Völlig zurecht riefen während des Spiels die Fans der TSG Fanatics gegen Elchversuche auf. Zuvor war „Hoffi“ ein dicker, knuddliger, dunkelbrauner Elch, der schon in den unteren Ligen am Spielfeldrand sein Unwesen trieb – er war im Grunde schon so etwas von dem, was diesem Verein angeblich fehlt: Tradition.
Zur Saison 2004/05 lief zum ersten Mal das achtzehn99-Maskottchen Hoffi im Dietmar-Hopp-Stadion ein. Hoffi ist damit einer der Dienstältesten bei 1899 Hoffenheim. Er sorgt für gute Stimmung in der Rhein-Neckar-Arena und ist vor allem bei den kleinen Fans sehr beliebt.
So steht es auf der Internetseite des Vereins. Wie auch: Seit etwa einem Jahr arbeitet die Marketing-Abteilung an der Entwicklung, dem Auf- und Ausbau der Marke „Hoffi“. Warum sie das tut, steht da nicht.

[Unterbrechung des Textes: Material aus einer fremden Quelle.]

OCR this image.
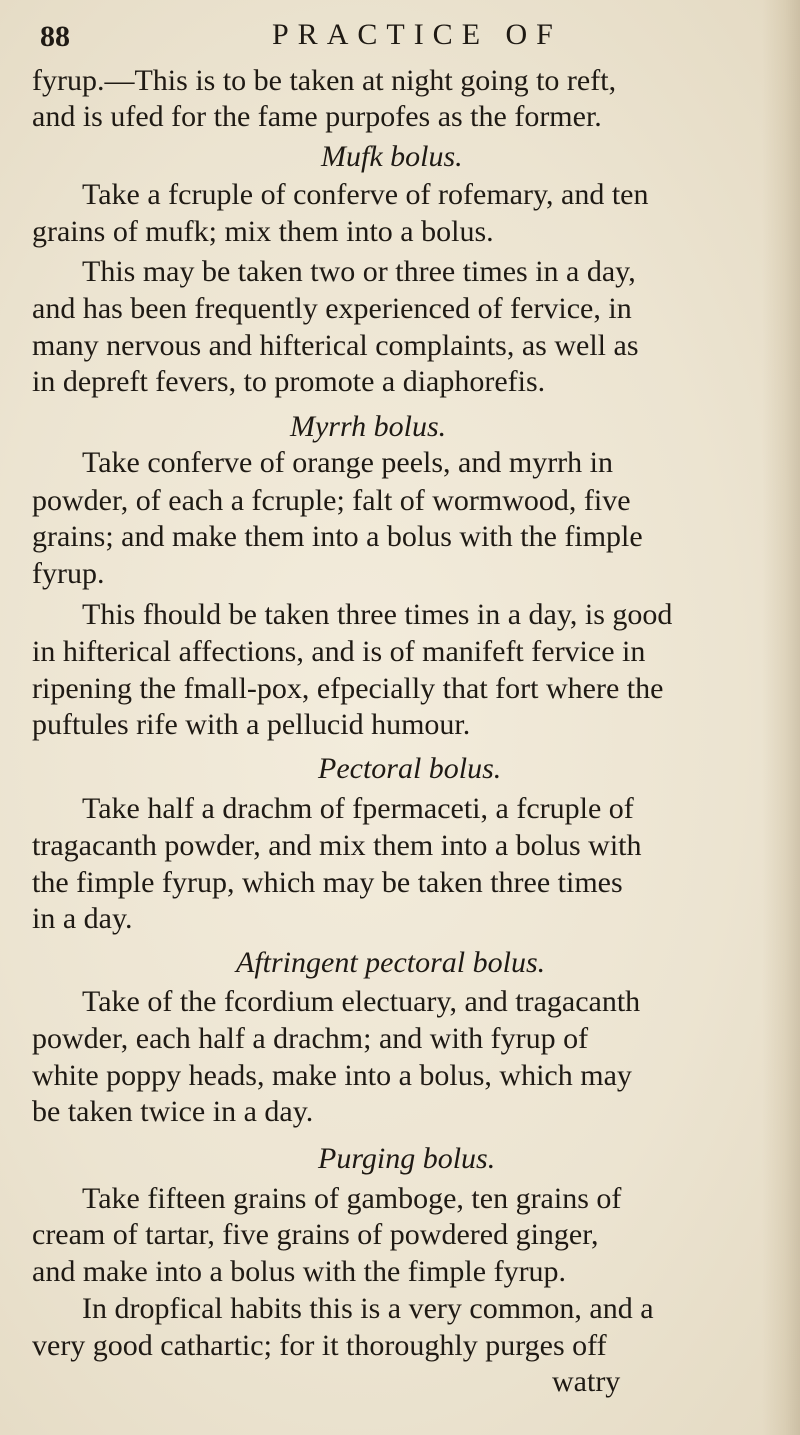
88	PRACTICE OF
fyrup.—This is to be taken at night going to reft,
and is ufed for the fame purpofes as the former.
Mufk bolus.
Take a fcruple of conferve of rofemary, and ten
grains of mufk; mix them into a bolus.
This may be taken two or three times in a day,
and has been frequently experienced of fervice, in
many nervous and hifterical complaints, as well as
in depreft fevers, to promote a diaphorefis.
Myrrh bolus.
Take conferve of orange peels, and myrrh in
powder, of each a fcruple; falt of wormwood, five
grains; and make them into a bolus with the fimple
fyrup.
This fhould be taken three times in a day, is good
in hifterical affections, and is of manifeft fervice in
ripening the fmall-pox, efpecially that fort where the
puftules rife with a pellucid humour.
Pectoral bolus.
Take half a drachm of fpermaceti, a fcruple of
tragacanth powder, and mix them into a bolus with
the fimple fyrup, which may be taken three times
in a day.
Aftringent pectoral bolus.
Take of the fcordium electuary, and tragacanth
powder, each half a drachm; and with fyrup of
white poppy heads, make into a bolus, which may
be taken twice in a day.
Purging bolus.
Take fifteen grains of gamboge, ten grains of
cream of tartar, five grains of powdered ginger,
and make into a bolus with the fimple fyrup.
In dropfical habits this is a very common, and a
very good cathartic; for it thoroughly purges off
watry
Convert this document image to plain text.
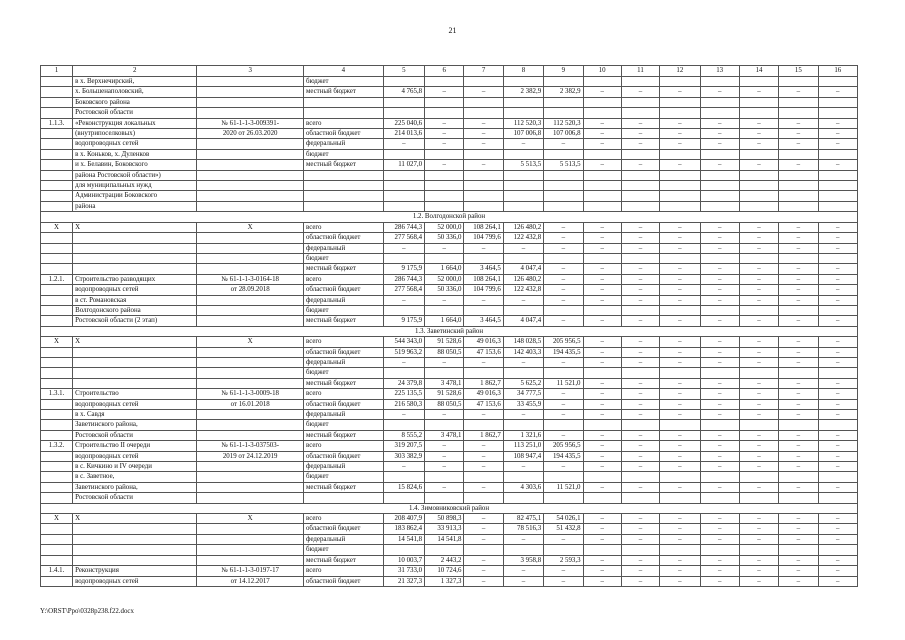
21
1	2	3	4	5	6	7	8	9	10	11	12	13	14	15	16
	в х. Верхнечирский,		бюджет												
	х. Большенаполовский,		местный бюджет	4 765,8	–	–	2 382,9	2 382,9	–	–	–	–	–	–	–
	Боковского района														
	Ростовской области														
1.1.3.	«Реконструкция локальных	№ 61-1-1-3-009391-	всего	225 040,6	–	–	112 520,3	112 520,3	–	–	–	–	–	–	–
	(внутрипоселковых)	2020 от 26.03.2020	областной бюджет	214 013,6	–	–	107 006,8	107 006,8	–	–	–	–	–	–	–
	водопроводных сетей		федеральный	–	–	–	–	–	–	–	–	–	–	–	–
	в х. Коньков, х. Дуленков		бюджет												
	и х. Белавин, Боковского		местный бюджет	11 027,0	–	–	5 513,5	5 513,5	–	–	–	–	–	–	–
	района Ростовской области»)														
	для муниципальных нужд														
	Администрации Боковского														
	района														
1.2. Волгодонской район															
Х	Х	Х	всего	286 744,3	52 000,0	108 264,1	126 480,2	–	–	–	–	–	–	–	–
			областной бюджет	277 568,4	50 336,0	104 799,6	122 432,8	–	–	–	–	–	–	–	–
			федеральный	–	–	–	–	–	–	–	–	–	–	–	–
			бюджет												
			местный бюджет	9 175,9	1 664,0	3 464,5	4 047,4	–	–	–	–	–	–	–	–
1.2.1.	Строительство разводящих	№ 61-1-1-3-0164-18	всего	286 744,3	52 000,0	108 264,1	126 480,2	–	–	–	–	–	–	–	–
	водопроводных сетей	от 28.09.2018	областной бюджет	277 568,4	50 336,0	104 799,6	122 432,8	–	–	–	–	–	–	–	–
	в ст. Романовская		федеральный	–	–	–	–	–	–	–	–	–	–	–	–
	Волгодонского района		бюджет												
	Ростовской области (2 этап)		местный бюджет	9 175,9	1 664,0	3 464,5	4 047,4	–	–	–	–	–	–	–	–
1.3. Заветинский район															
Х	Х	Х	всего	544 343,0	91 528,6	49 016,3	148 028,5	205 956,5	–	–	–	–	–	–	–
			областной бюджет	519 963,2	88 050,5	47 153,6	142 403,3	194 435,5	–	–	–	–	–	–	–
			федеральный	–	–	–	–	–	–	–	–	–	–	–	–
			бюджет												
			местный бюджет	24 379,8	3 478,1	1 862,7	5 625,2	11 521,0	–	–	–	–	–	–	–
1.3.1.	Строительство	№ 61-1-1-3-0009-18	всего	225 135,5	91 528,6	49 016,3	34 777,5	–	–	–	–	–	–	–	–
	водопроводных сетей	от 16.01.2018	областной бюджет	216 580,3	88 050,5	47 153,6	33 455,9	–	–	–	–	–	–	–	–
	в х. Савдя		федеральный	–	–	–	–	–	–	–	–	–	–	–	–
	Заветинского района,		бюджет												
	Ростовской области		местный бюджет	8 555,2	3 478,1	1 862,7	1 321,6	–	–	–	–	–	–	–	–
1.3.2.	Строительство II очереди	№ 61-1-1-3-037503-	всего	319 207,5	–	–	113 251,0	205 956,5	–	–	–	–	–	–	–
	водопроводных сетей	2019 от 24.12.2019	областной бюджет	303 382,9	–	–	108 947,4	194 435,5	–	–	–	–	–	–	–
	в с. Кичкино и IV очереди		федеральный	–	–	–	–	–	–	–	–	–	–	–	–
	в с. Заветное,		бюджет												
	Заветинского района,		местный бюджет	15 824,6	–	–	4 303,6	11 521,0	–	–	–	–	–	–	–
	Ростовской области														
1.4. Зимовниковский район															
Х	Х	Х	всего	208 407,9	50 898,3	–	82 475,1	54 026,1	–	–	–	–	–	–	–
			областной бюджет	183 862,4	33 913,3	–	78 516,3	51 432,8	–	–	–	–	–	–	–
			федеральный	14 541,8	14 541,8	–	–	–	–	–	–	–	–	–	–
			бюджет												
			местный бюджет	10 003,7	2 443,2	–	3 958,8	2 593,3	–	–	–	–	–	–	–
1.4.1.	Реконструкция	№ 61-1-1-3-0197-17	всего	31 733,0	10 724,6	–	–	–	–	–	–	–	–	–	–
	водопроводных сетей	от 14.12.2017	областной бюджет	21 327,3	1 327,3	–	–	–	–	–	–	–	–	–	–
Y:\ORST\Ppo\0328p238.f22.docx
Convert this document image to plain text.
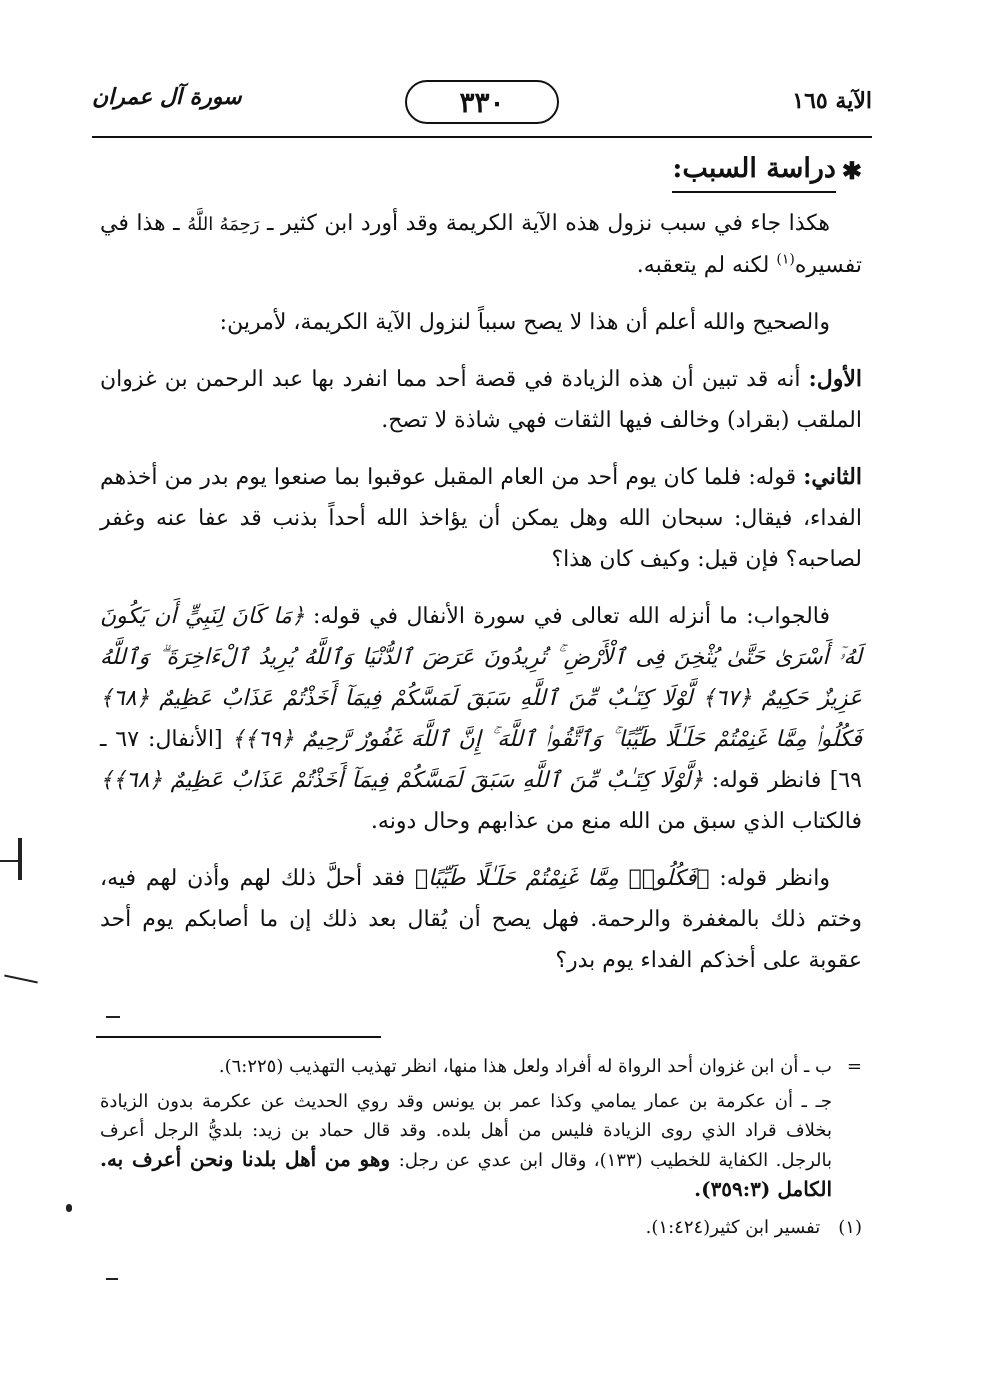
الآية ١٦٥
٣٣٠
سورة آل عمران
✱
دراسة السبب:

هكذا جاء في سبب نزول هذه الآية الكريمة وقد أورد ابن كثير ـ رَحِمَهُ اللَّهُ ـ هذا في تفسيره$^{(١)}$ لكنه لم يتعقبه.

والصحيح والله أعلم أن هذا لا يصح سبباً لنزول الآية الكريمة، لأمرين:

الأول: أنه قد تبين أن هذه الزيادة في قصة أحد مما انفرد بها عبد الرحمن بن غزوان الملقب (بقراد) وخالف فيها الثقات فهي شاذة لا تصح.

الثاني: قوله: فلما كان يوم أحد من العام المقبل عوقبوا بما صنعوا يوم بدر من أخذهم الفداء، فيقال: سبحان الله وهل يمكن أن يؤاخذ الله أحداً بذنب قد عفا عنه وغفر لصاحبه؟ فإن قيل: وكيف كان هذا؟

فالجواب: ما أنزله الله تعالى في سورة الأنفال في قوله: ﴿مَا كَانَ لِنَبِيٍّ أَن يَكُونَ لَهُۥٓ أَسْرَىٰ حَتَّىٰ يُثْخِنَ فِى ٱلْأَرْضِ ۚ تُرِيدُونَ عَرَضَ ٱلدُّنْيَا وَٱللَّهُ يُرِيدُ ٱلْءَاخِرَةَ ۗ وَٱللَّهُ عَزِيزٌ حَكِيمٌ ﴿٦٧﴾ لَّوْلَا كِتَـٰبٌ مِّنَ ٱللَّهِ سَبَقَ لَمَسَّكُمْ فِيمَآ أَخَذْتُمْ عَذَابٌ عَظِيمٌ ﴿٦٨﴾ فَكُلُوا۟ مِمَّا غَنِمْتُمْ حَلَـٰلًا طَيِّبًا ۚ وَٱتَّقُوا۟ ٱللَّهَ ۚ إِنَّ ٱللَّهَ غَفُورٌ رَّحِيمٌ ﴿٦٩﴾﴾ [الأنفال: ٦٧ ـ ٦٩] فانظر قوله: ﴿لَّوْلَا كِتَـٰبٌ مِّنَ ٱللَّهِ سَبَقَ لَمَسَّكُمْ فِيمَآ أَخَذْتُمْ عَذَابٌ عَظِيمٌ ﴿٦٨﴾﴾ فالكتاب الذي سبق من الله منع من عذابهم وحال دونه.

وانظر قوله: ﴿فَكُلُوا۟ مِمَّا غَنِمْتُمْ حَلَـٰلًا طَيِّبًا﴾ فقد أحلَّ ذلك لهم وأذن لهم فيه، وختم ذلك بالمغفرة والرحمة. فهل يصح أن يُقال بعد ذلك إن ما أصابكم يوم أحد عقوبة على أخذكم الفداء يوم بدر؟

=

ب ـ أن ابن غزوان أحد الرواة له أفراد ولعل هذا منها، انظر تهذيب التهذيب (٦:٢٢٥).

جـ ـ أن عكرمة بن عمار يمامي وكذا عمر بن يونس وقد روي الحديث عن عكرمة بدون الزيادة بخلاف قراد الذي روى الزيادة فليس من أهل بلده. وقد قال حماد بن زيد: بلديُّ الرجل أعرف بالرجل. الكفاية للخطيب (١٣٣)، وقال ابن عدي عن رجل: وهو من أهل بلدنا ونحن أعرف به. الكامل (٣٥٩:٣).

(١)
تفسير ابن كثير(١:٤٢٤).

In einem ersten Schritt habe man gemeinsam mit einem renommierten Illustrator die Comic-Figur entwickelt. Falsch. Sie wurde nicht entwickelt, sie gab es ja schon. Und warum besteht der „renommierte Illustrator“ nicht darauf, namentlich genannt zu werden. Und ist er wirklich so „renommiert“, dass er die Unterstützung des Marketing-Teams („gemeinsam“ – dt.: „Wir haben ihm gesagt, was er umsetzen soll. Eigene Ideen durfte er nicht haben“) braucht?
„Die Meinung der Fans ist für den Entwicklungsprozess sehr wertvoll. Bereits bei den (…) ersten Gesprächen hatten wir einen äußerst konstruktiven Gedankenaustauschen“, so Adham Srouji, Leiter Marketing und Vertrieb.
Wir kennen keinen, der da mitgemacht hätte und den Entwurf gut gefunden hätte, aber das hat nichts zu sagen.
„Die Fans haben beim heutigen Spiel nochmals die Möglichkeit, sich den neuen Hoffi genau anzuschauen. In den kommenden Tagen werden wir uns dann erneut mit den Fans treffen, um Anregungen und Wünsche aufzunehmen“, so der Fanbeauftragte Mike Diehl.
Das kann man sich sparen: Nehmt den alten Zottel wieder und alles ist gut. Aber so wird es nicht kommen. Wer immer dafür verantwortlich ist, wird sich durchsetzen und durch das neue Ding ersetzen wollen. Im Grunde ist es die „Elchwerdung“ von Paule, dem DFB-Raben, das Maskottchen der DFB-Elf. Völlig indiskutabel. Überhaupt sich mit so etwas zu beschäftigen bzw. beschäftigen zu können, wirft Fragen nach der Auslastung der Geschäftsführung auf. (Es spricht für Herrn Hopp, dass er sich darum nicht kümmert. Andererseits ist es auch schade, denn er wäre wohl die einzige Chance, wie bereits im Falle Tagoe, dass das Sinnvolle getan und das Unsinnige rückgängig gemacht wird.)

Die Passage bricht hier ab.